The bulldog refused to let go, of course, so he recovered and continued his work for another decade. The earliest memory I have of television is not Bugs Bunny, but watching his extraordinary state funeral in 1965, when he was given a send-off normally reserved for a king.

For Churchill, words mattered.

He mobilized the English language and sent it into battle, when there was nothing else left that could be done. For his political foes, in Britain and abroad, his combination of words, delivery and public image were devastating — Churchillian, in fact.

But for the rest of the world, his words could be as inspirational as his analysis was incisive. Seventy-two years ago, his speech at Westminster College in 1946 framed the Cold War in a similar fashion, calling out the Soviet Union for “the iron curtain” that had fallen across Europe.

Today, there are no literary prizes given for politicians’ speeches, written by others and read poorly from a TelePrompTer. Analysts are left with nothing to say afterward, because the politicians have offered so little. Audience response is dutiful or added in studio. Image, not substance, is all that matters in the obligatory 15-second sound bite.

Political leadership has become an oxymoron, a poor joke on democratic institutions that seem to have a death wish instead of a vision for a better future. Competence is feared, honesty avoided and real answers to current problems — such as the questions dodged in parliamentary sessions — are best left to someone else, tomorrow.

The same things happened just before Churchill finally got the job. The other politicians focused on aspiration, what they wanted to happen, instead of focusing on inspiration, bringing the country together in ways that would make something happen.

His most important speeches were never recorded, just reported. Yet the tides of war changed in that moment, because of who he was, what he said and how he said it.

Today, we have lost our way.

Trying (unsuccessfully) to avoid the problems of patriarchy, we look for facilitators instead of leaders, focusing on process instead of outcome, ensuring all voices are heard, whether or not they have something useful to say. Everyone gets a ribbon.

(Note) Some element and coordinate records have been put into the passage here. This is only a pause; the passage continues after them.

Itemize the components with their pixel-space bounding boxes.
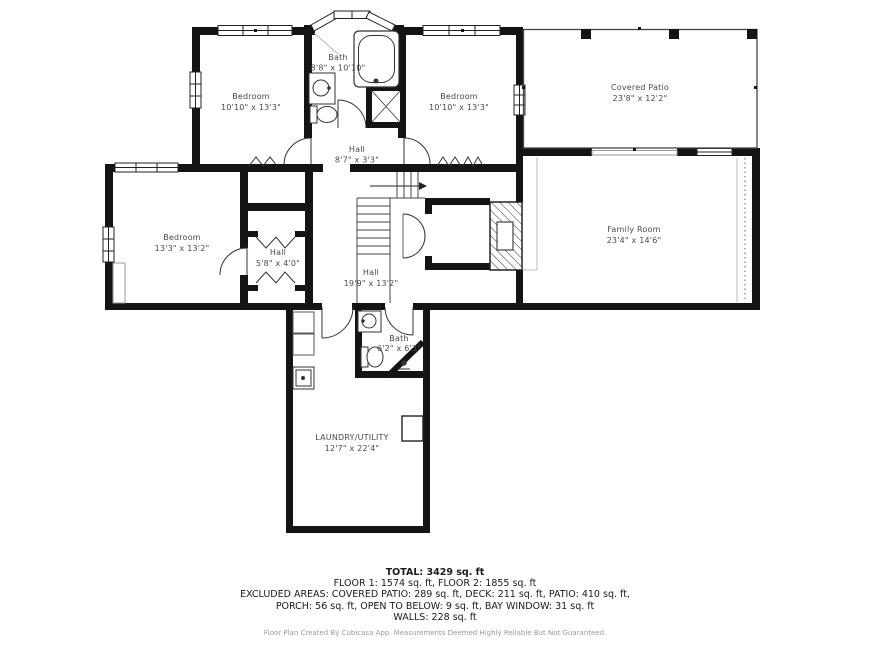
room-label-hall-main: Hall [363,268,379,277]
stairs-direction-arrow [419,182,427,190]
floor-plan-page: Bath 8'8" x 10'10" Bedroom 10'10" x 13'3… [0,0,870,653]
summary-floors: FLOOR 1: 1574 sq. ft, FLOOR 2: 1855 sq. … [0,578,870,589]
room-dims-bath-upper: 8'8" x 10'10" [311,64,366,73]
toilet [310,106,317,123]
summary-excluded-areas: EXCLUDED AREAS: COVERED PATIO: 289 sq. f… [0,589,870,600]
room-label-patio: Covered Patio [611,83,669,92]
summary-excluded-areas-cont: PORCH: 56 sq. ft, OPEN TO BELOW: 9 sq. f… [0,601,870,612]
room-label-bedroom-left: Bedroom [163,233,201,242]
area-summary: TOTAL: 3429 sq. ft FLOOR 1: 1574 sq. ft,… [0,567,870,623]
room-dims-laundry: 12'7" x 22'4" [325,444,380,453]
shower-head [402,361,406,365]
sliding-door [592,148,677,155]
room-dims-hall-main: 19'9" x 13'2" [344,279,399,288]
floor-plan-drawing: Bath 8'8" x 10'10" Bedroom 10'10" x 13'3… [0,0,870,560]
cabinet [402,416,423,441]
room-label-bedroom-tl: Bedroom [232,92,270,101]
room-label-bath-lower: Bath [389,334,408,343]
room-dims-bedroom-left: 13'3" x 13'2" [155,244,210,253]
furniture [113,263,125,303]
fireplace [490,202,522,270]
room-dims-hall-small: 5'8" x 4'0" [256,259,300,268]
room-dims-bedroom-tl: 10'10" x 13'3" [221,103,281,112]
washer [293,312,314,333]
dryer [293,334,314,355]
room-label-laundry: LAUNDRY/UTILITY [315,433,388,442]
room-label-hall-upper: Hall [349,145,365,154]
room-label-family-room: Family Room [607,225,660,234]
room-dims-bedroom-tr: 10'10" x 13'3" [429,103,489,112]
room-label-bedroom-tr: Bedroom [440,92,478,101]
room-label-bath-upper: Bath [328,53,347,62]
room-dims-patio: 23'8" x 12'2" [613,94,668,103]
room-label-hall-small: Hall [270,248,286,257]
room-dims-family-room: 23'4" x 14'6" [607,236,662,245]
disclaimer-note: Floor Plan Created By Cubicasa App. Meas… [0,629,870,637]
room-dims-bath-lower: 6'2" x 6'3" [377,344,421,353]
summary-total: TOTAL: 3429 sq. ft [0,567,870,578]
summary-walls: WALLS: 228 sq. ft [0,612,870,623]
room-dims-hall-upper: 8'7" x 3'3" [335,156,379,165]
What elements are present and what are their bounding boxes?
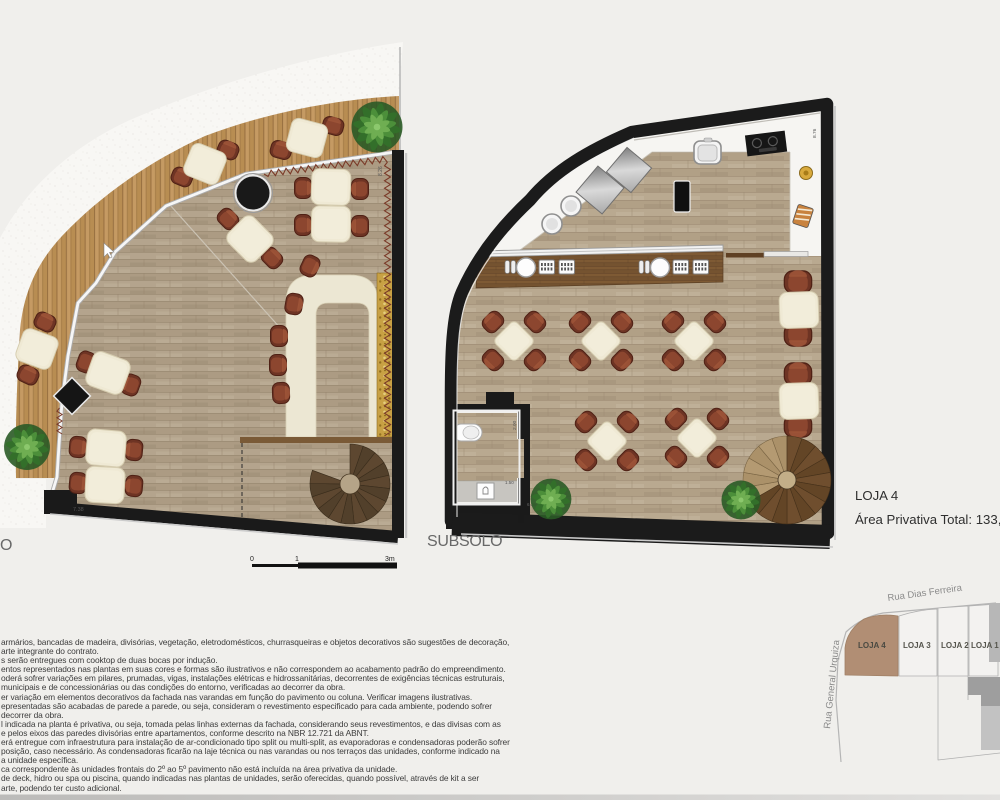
svg-text:LOJA 4: LOJA 4 — [858, 641, 886, 650]
svg-text:2.00: 2.00 — [512, 420, 518, 430]
svg-text:3m: 3m — [385, 556, 395, 563]
svg-text:SUBSOLO: SUBSOLO — [427, 533, 502, 550]
svg-text:0: 0 — [250, 556, 254, 563]
svg-text:7.38: 7.38 — [73, 507, 84, 513]
svg-text:LOJA 1: LOJA 1 — [971, 641, 999, 650]
svg-text:8.26: 8.26 — [378, 166, 384, 176]
svg-text:LOJA 2: LOJA 2 — [941, 641, 969, 650]
svg-text:LOJA 4: LOJA 4 — [855, 488, 898, 503]
svg-text:Área Privativa Total: 133,70m²: Área Privativa Total: 133,70m² — [855, 512, 1000, 527]
svg-text:1: 1 — [295, 556, 299, 563]
svg-text:O: O — [0, 537, 12, 554]
svg-text:1.50: 1.50 — [505, 480, 514, 485]
svg-text:8.76: 8.76 — [812, 128, 818, 138]
svg-text:LOJA 3: LOJA 3 — [903, 641, 931, 650]
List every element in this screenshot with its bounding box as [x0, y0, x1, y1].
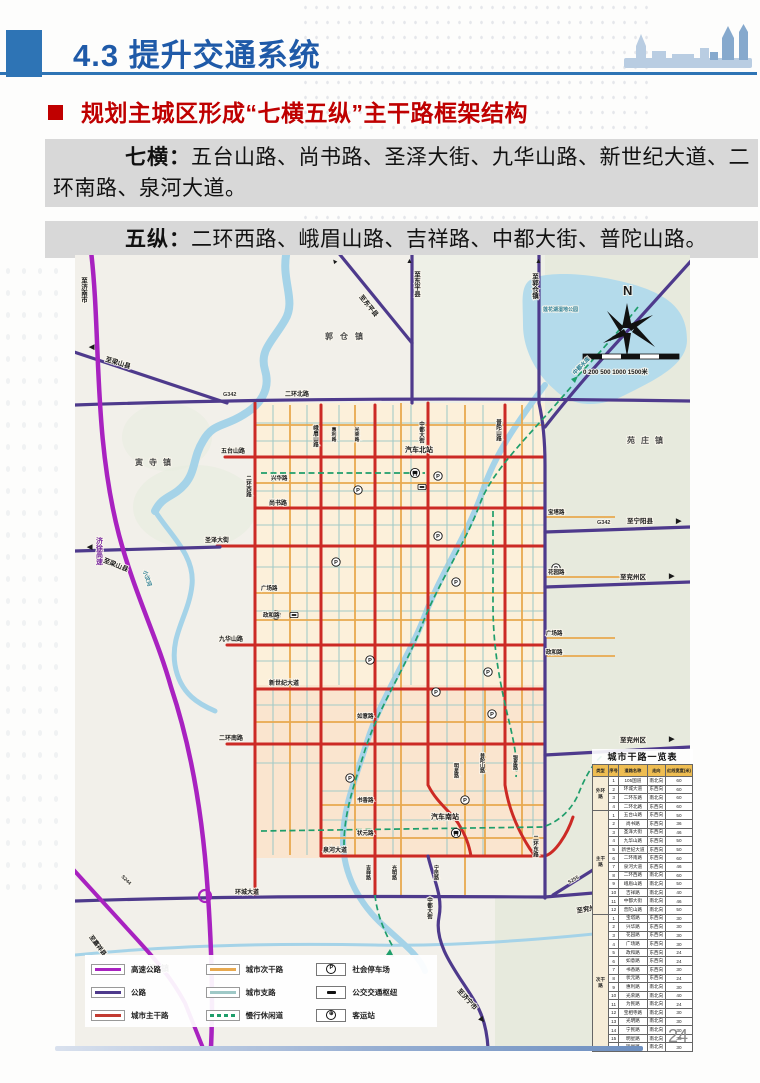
road-table-cell: 30 — [665, 940, 692, 949]
scale-bar — [583, 354, 679, 359]
map-label: 郭仓镇 — [325, 331, 370, 341]
legend-column-icons: P社会停车场公交交通枢纽⊕客运站 — [316, 960, 433, 1024]
road-table-cell: 南北向 — [647, 1017, 665, 1026]
road-table-row: 外环路1105国道南北向60 — [593, 777, 693, 786]
map-label: 二环北路 — [285, 390, 310, 398]
transit-hub-icon — [290, 612, 298, 617]
road-table-cell: 46 — [665, 862, 692, 871]
road-table-cell: 五台山路 — [619, 811, 647, 820]
map-label: 寅寺镇 — [135, 457, 177, 467]
legend-item: 城市主干路 — [91, 1006, 206, 1024]
road-table-cell: 10 — [609, 991, 619, 1000]
road-table-cell: 46 — [665, 828, 692, 837]
skyline-graphic — [622, 24, 754, 72]
map-label: 状元路 — [357, 829, 374, 837]
svg-text:P: P — [436, 534, 440, 540]
road-table-cell: 宁民路 — [619, 1026, 647, 1035]
road-table-cell: 3 — [609, 828, 619, 837]
parking-icon: P — [452, 578, 460, 586]
road-table-cell: 4 — [609, 802, 619, 811]
road-table-cell: 东西向 — [647, 845, 665, 854]
road-table-cell: 南北向 — [647, 871, 665, 880]
road-table-cell: 宝塔路 — [619, 914, 647, 923]
road-table-cell: 60 — [665, 785, 692, 794]
map-label: 莲花湖湿地公园 — [543, 306, 578, 313]
road-table-cell: 12 — [609, 905, 619, 914]
map-legend: 高速公路公路城市主干路 城市次干路城市支路慢行休闲道 P社会停车场公交交通枢纽⊕… — [85, 955, 437, 1027]
road-table-cell: 南北向 — [647, 794, 665, 803]
road-table-cell: 东西向 — [647, 914, 665, 923]
road-table-header: 序号 — [609, 765, 619, 777]
legend-label: 城市次干路 — [246, 964, 284, 975]
map-label: 普陀山路 — [479, 752, 486, 774]
road-table-cell: 60 — [665, 794, 692, 803]
road-table-cell: 8 — [609, 974, 619, 983]
road-table-cell: 东西向 — [647, 837, 665, 846]
road-table-cell: 24 — [665, 957, 692, 966]
map-label: 政和路 — [263, 611, 280, 619]
map-label: ▲ — [406, 258, 413, 265]
road-table-cell: 泉河大道 — [619, 862, 647, 871]
road-table-cell: 30 — [665, 1009, 692, 1018]
road-table-cell: 东西向 — [647, 966, 665, 975]
urban-core-south — [255, 685, 545, 858]
map-label: 花园路 — [548, 568, 565, 576]
svg-text:P: P — [436, 474, 440, 480]
road-table-cell: 30 — [665, 1017, 692, 1026]
road-table-cell: 吉祥路 — [619, 888, 647, 897]
map-label: 兴华路 — [271, 474, 288, 482]
map-label: 广场路 — [261, 584, 278, 592]
bus-station-icon — [451, 828, 460, 837]
road-table-cell: 宝相寺路 — [619, 1009, 647, 1018]
road-table-cell: 光明路 — [619, 1017, 647, 1026]
map-label: 汽车南站 — [431, 812, 459, 821]
legend-line-swatch — [206, 987, 240, 998]
background-watermark — [0, 260, 62, 900]
road-table-cell: 东西向 — [647, 785, 665, 794]
road-table-cell: 广场路 — [619, 940, 647, 949]
map-label: 宝塔路 — [548, 508, 565, 516]
svg-text:P: P — [434, 690, 438, 696]
parking-icon: P — [332, 558, 340, 566]
map-label: 至兖州区 — [620, 572, 647, 581]
legend-item: 公交交通枢纽 — [316, 983, 433, 1001]
parking-icon: P — [488, 710, 496, 718]
road-table-cell: 南北向 — [647, 1043, 665, 1052]
road-table-cell: 尚书路 — [619, 819, 647, 828]
road-table-cell: 圣泽大街 — [619, 828, 647, 837]
legend-item: 慢行休闲道 — [206, 1006, 317, 1024]
region-west-green — [133, 465, 257, 549]
map-label: 二环西路 — [245, 475, 252, 499]
road-table-cell: 普陀山路 — [619, 905, 647, 914]
road-table-cell: 南北向 — [647, 1000, 665, 1009]
seven-horizontal-label: 七横： — [125, 146, 191, 169]
map-label: 九华山路 — [218, 635, 244, 643]
map-label: 明星路 — [453, 762, 460, 779]
section-heading-row: 规划主城区形成“七横五纵”主干路框架结构 — [48, 94, 528, 128]
road-table-cell: 30 — [665, 914, 692, 923]
section-heading: 规划主城区形成“七横五纵”主干路框架结构 — [81, 94, 528, 128]
road-table-cell: 40 — [665, 991, 692, 1000]
map-label: 二环东路 — [532, 835, 539, 859]
transit-hub-legend-icon — [316, 986, 346, 999]
road-table-cell: 东西向 — [647, 828, 665, 837]
map-label: 圣泽大街 — [205, 536, 229, 544]
parking-icon: P — [366, 656, 374, 664]
svg-text:P: P — [454, 580, 458, 586]
map-label: 新世纪大道 — [269, 679, 299, 687]
road-table-cell: 9 — [609, 983, 619, 992]
page-title: 4.3 提升交通系统 — [73, 30, 321, 75]
legend-item: 高速公路 — [91, 960, 206, 978]
road-table-grid: 类型序号道路名称走向红线宽度(米) 外环路1105国道南北向602环城大道东西向… — [592, 764, 693, 1052]
road-table-cell: 4 — [609, 837, 619, 846]
road-table-row: 次干路1宝塔路东西向30 — [593, 914, 693, 923]
road-table-cell: 九华山路 — [619, 837, 647, 846]
road-table-cell: 4 — [609, 940, 619, 949]
coach-station-legend-icon: ⊕ — [316, 1009, 346, 1022]
road-table-cell: 惠利路 — [619, 983, 647, 992]
road-table-cell: 24 — [665, 974, 692, 983]
five-vertical-label: 五纵： — [125, 228, 191, 251]
road-table-header: 类型 — [593, 765, 609, 777]
legend-label: 城市支路 — [246, 987, 276, 998]
map-label: 广场路 — [546, 629, 563, 637]
parking-legend-icon: P — [316, 963, 346, 976]
map-label: 书香路 — [357, 796, 374, 804]
legend-item: 城市次干路 — [206, 960, 317, 978]
road-table-header: 红线宽度(米) — [665, 765, 692, 777]
road-table-cell: 50 — [665, 905, 692, 914]
map-label: 汽车北站 — [405, 445, 433, 454]
road-table-cell: 24 — [665, 1000, 692, 1009]
road-table-cell: 光荣路 — [619, 991, 647, 1000]
map-label: 五台山路 — [221, 447, 246, 455]
parking-icon: P — [354, 486, 362, 494]
map-label: 泉河大道 — [322, 846, 347, 854]
road-table-cell: 明星路 — [619, 1034, 647, 1043]
map-label: 0 200 500 1000 1500米 — [583, 368, 648, 376]
road-table-cell: 11 — [609, 897, 619, 906]
parking-icon: P — [434, 532, 442, 540]
road-table-cell: 6 — [609, 854, 619, 863]
road-table-cell: 30 — [665, 983, 692, 992]
parking-icon: P — [434, 472, 442, 480]
legend-item: 公路 — [91, 983, 206, 1001]
road-table-header: 走向 — [647, 765, 665, 777]
road-table-cell: 南北向 — [647, 888, 665, 897]
road-table-cell: 13 — [609, 1017, 619, 1026]
road-table-cell: 5 — [609, 948, 619, 957]
road-table-group: 外环路 — [593, 777, 609, 811]
map-label: 宁民路 — [433, 864, 440, 881]
map-label: ◀ — [88, 344, 95, 351]
svg-text:P: P — [356, 488, 360, 494]
road-table-cell: 东西向 — [647, 802, 665, 811]
road-table-cell: 7 — [609, 966, 619, 975]
map-label: N — [623, 283, 632, 298]
legend-column-lines-2: 城市次干路城市支路慢行休闲道 — [206, 960, 317, 1024]
road-table-cell: 30 — [665, 923, 692, 932]
road-table-cell: 二环东路 — [619, 794, 647, 803]
legend-label: 高速公路 — [131, 964, 161, 975]
svg-text:P: P — [334, 560, 338, 566]
road-table-cell: 为民路 — [619, 1000, 647, 1009]
map-label: 银星路 — [512, 754, 519, 771]
legend-label: 公路 — [131, 987, 146, 998]
road-table-cell: 50 — [665, 880, 692, 889]
road-table-cell: 105国道 — [619, 777, 647, 786]
map-label: ▶ — [668, 573, 675, 580]
road-table-cell: 8 — [609, 871, 619, 880]
map-label: 如意路 — [357, 712, 374, 720]
transit-hub-icon — [418, 484, 426, 489]
road-table-cell: 二环北路 — [619, 802, 647, 811]
paragraph-seven-horizontal: 七横：五台山路、尚书路、圣泽大街、九华山路、新世纪大道、二环南路、泉河大道。 — [45, 139, 758, 207]
road-table-cell: 状元路 — [619, 974, 647, 983]
road-table-cell: 3 — [609, 931, 619, 940]
map-label: G342 — [597, 520, 610, 526]
road-table-cell: 12 — [609, 1009, 619, 1018]
road-table-cell: 东西向 — [647, 940, 665, 949]
parking-icon: P — [432, 688, 440, 696]
map-label: 二环南路 — [219, 734, 244, 742]
road-table-row: 主干路1五台山路东西向50 — [593, 811, 693, 820]
road-table-cell: 60 — [665, 854, 692, 863]
map-label: 峨眉山路 — [312, 424, 319, 449]
road-table-cell: 书香路 — [619, 966, 647, 975]
road-table-cell: 9 — [609, 880, 619, 889]
road-table-cell: 南北向 — [647, 905, 665, 914]
road-table-cell: 东西向 — [647, 974, 665, 983]
road-table-cell: 政和路 — [619, 948, 647, 957]
road-table-cell: 东西向 — [647, 948, 665, 957]
svg-text:P: P — [490, 712, 494, 718]
road-table-title: 城市干路一览表 — [592, 749, 693, 764]
road-table-group: 主干路 — [593, 811, 609, 914]
road-table-cell: 40 — [665, 888, 692, 897]
road-table-cell: 东西向 — [647, 854, 665, 863]
road-table-cell: 30 — [665, 966, 692, 975]
road-table-cell: 环城大道 — [619, 785, 647, 794]
road-table-cell: 东西向 — [647, 923, 665, 932]
road-table-cell: 60 — [665, 871, 692, 880]
road-table-cell: 50 — [665, 845, 692, 854]
road-table-cell: 南北向 — [647, 1026, 665, 1035]
road-table-cell: 二环西路 — [619, 871, 647, 880]
map-label: 环城大道 — [235, 888, 259, 896]
road-table-cell: 兴华路 — [619, 923, 647, 932]
road-table-cell: 50 — [665, 837, 692, 846]
svg-text:P: P — [368, 658, 372, 664]
map-label: 吉祥路 — [365, 864, 372, 881]
heading-bullet — [48, 105, 63, 120]
road-table-cell: 二环南路 — [619, 854, 647, 863]
road-table-cell: 1 — [609, 777, 619, 786]
legend-label: 社会停车场 — [352, 964, 390, 975]
road-table-cell: 中都大街 — [619, 897, 647, 906]
road-table-cell: 11 — [609, 1000, 619, 1009]
road-table-cell: 7 — [609, 862, 619, 871]
road-table-cell: 1 — [609, 811, 619, 820]
legend-item: ⊕客运站 — [316, 1006, 433, 1024]
road-table-cell: 峨眉山路 — [619, 880, 647, 889]
road-table-cell: 46 — [665, 897, 692, 906]
road-table-cell: 南北向 — [647, 991, 665, 1000]
title-underline — [0, 72, 757, 75]
road-table: 城市干路一览表 类型序号道路名称走向红线宽度(米) 外环路1105国道南北向60… — [592, 749, 693, 1052]
map-label: ▶ — [675, 518, 682, 525]
legend-line-swatch — [91, 1010, 125, 1021]
road-table-cell: 2 — [609, 785, 619, 794]
legend-label: 慢行休闲道 — [246, 1010, 284, 1021]
five-vertical-text: 二环西路、峨眉山路、吉祥路、中都大街、普陀山路。 — [191, 228, 707, 251]
title-accent-square — [6, 30, 42, 77]
map-label: ▶ — [668, 736, 675, 743]
road-table-cell: 东西向 — [647, 862, 665, 871]
map-label: ▲ — [535, 258, 542, 265]
slide: 4.3 提升交通系统 规划主城区形成“七横五纵”主干路框架结构 七横：五台山路、… — [0, 0, 760, 1083]
legend-item: 城市支路 — [206, 983, 317, 1001]
map-label: 尚书路 — [269, 499, 288, 507]
road-table-cell: 南北向 — [647, 777, 665, 786]
road-table-cell: 如意路 — [619, 957, 647, 966]
map-label: 普陀山路 — [495, 418, 502, 443]
bus-station-icon — [410, 468, 419, 477]
svg-text:P: P — [348, 776, 352, 782]
road-table-cell: 24 — [665, 948, 692, 957]
road-table-cell: 南北向 — [647, 1009, 665, 1018]
road-table-cell: 10 — [609, 888, 619, 897]
footer-rule — [55, 1046, 643, 1051]
road-table-cell: 5 — [609, 845, 619, 854]
legend-label: 公交交通枢纽 — [352, 987, 397, 998]
road-table-group: 次干路 — [593, 914, 609, 1052]
road-table-header: 道路名称 — [619, 765, 647, 777]
road-table-cell: 南北向 — [647, 1034, 665, 1043]
road-table-cell: 36 — [665, 819, 692, 828]
map-label: 至兖州区 — [620, 735, 647, 744]
road-table-cell: 东西向 — [647, 811, 665, 820]
svg-text:P: P — [486, 670, 490, 676]
road-table-cell: 南北向 — [647, 983, 665, 992]
legend-label: 城市主干路 — [131, 1010, 169, 1021]
road-table-cell: 东西向 — [647, 931, 665, 940]
road-table-cell: 30 — [665, 931, 692, 940]
map-label: 苑庄镇 — [626, 435, 669, 445]
road-table-cell: 60 — [665, 777, 692, 786]
svg-text:P: P — [463, 798, 467, 804]
road-table-cell: 东西向 — [647, 819, 665, 828]
road-table-cell: 新世纪大道 — [619, 845, 647, 854]
road-table-cell: 1 — [609, 914, 619, 923]
road-table-cell: 花园路 — [619, 931, 647, 940]
road-table-cell: 2 — [609, 819, 619, 828]
road-table-cell: 南北向 — [647, 897, 665, 906]
page-number: 24 — [668, 1026, 688, 1047]
legend-item: P社会停车场 — [316, 960, 433, 978]
road-table-cell: 50 — [665, 811, 692, 820]
parking-icon: P — [484, 668, 492, 676]
road-table-cell: 东西向 — [647, 957, 665, 966]
map-label: 惠利路 — [331, 426, 336, 443]
road-table-cell: 14 — [609, 1026, 619, 1035]
road-table-cell: 2 — [609, 923, 619, 932]
parking-icon: P — [346, 774, 354, 782]
road-table-cell: 15 — [609, 1034, 619, 1043]
map-label: 至宁阳县 — [627, 516, 654, 525]
planning-map: PPPPPPPPPPPPP 至济南市▲至东平县▲至东平县▲至郭仓镇郭仓镇莲花湖湿… — [75, 255, 690, 1048]
legend-line-swatch — [91, 964, 125, 975]
map-label: 光明路 — [391, 864, 398, 881]
paragraph-five-vertical: 五纵：二环西路、峨眉山路、吉祥路、中都大街、普陀山路。 — [45, 221, 758, 258]
legend-line-swatch — [91, 987, 125, 998]
legend-label: 客运站 — [352, 1010, 375, 1021]
legend-line-swatch — [206, 1010, 240, 1021]
road-table-cell: 6 — [609, 957, 619, 966]
road-table-cell: 60 — [665, 802, 692, 811]
legend-line-swatch — [206, 964, 240, 975]
map-label: 政和路 — [546, 648, 563, 656]
legend-column-lines-1: 高速公路公路城市主干路 — [91, 960, 206, 1024]
road-table-cell: 南北向 — [647, 880, 665, 889]
map-label: G342 — [223, 392, 236, 398]
road-table-cell: 3 — [609, 794, 619, 803]
parking-icon: P — [461, 796, 469, 804]
map-label: ◀ — [86, 544, 93, 551]
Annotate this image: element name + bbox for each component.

Leadership at any level is a perilous choice for someone to make. To make things worse, the ones who seek it out these days seem the least likely to be the leaders we need.

Yet we are at war, with the planet and with ourselves, for a future in which all the defenceless children of Earth will have to live.

We need more leaders like Winston Churchill. For all his flaws, he identified the real enemy, what needed to be done to stop it, and how. Words, by themselves, were not enough — but that was the right place to start.

We must hold those in leadership accountable for their words as well as for their actions, expecting inspiration instead of aspiration, demanding a vision for what we all can do together that goes beyond winning the next election.

If they have a dream, we need to hear it and be inspired to share it. Otherwise, like Neville Chamberlain, they need to step aside before it is too late.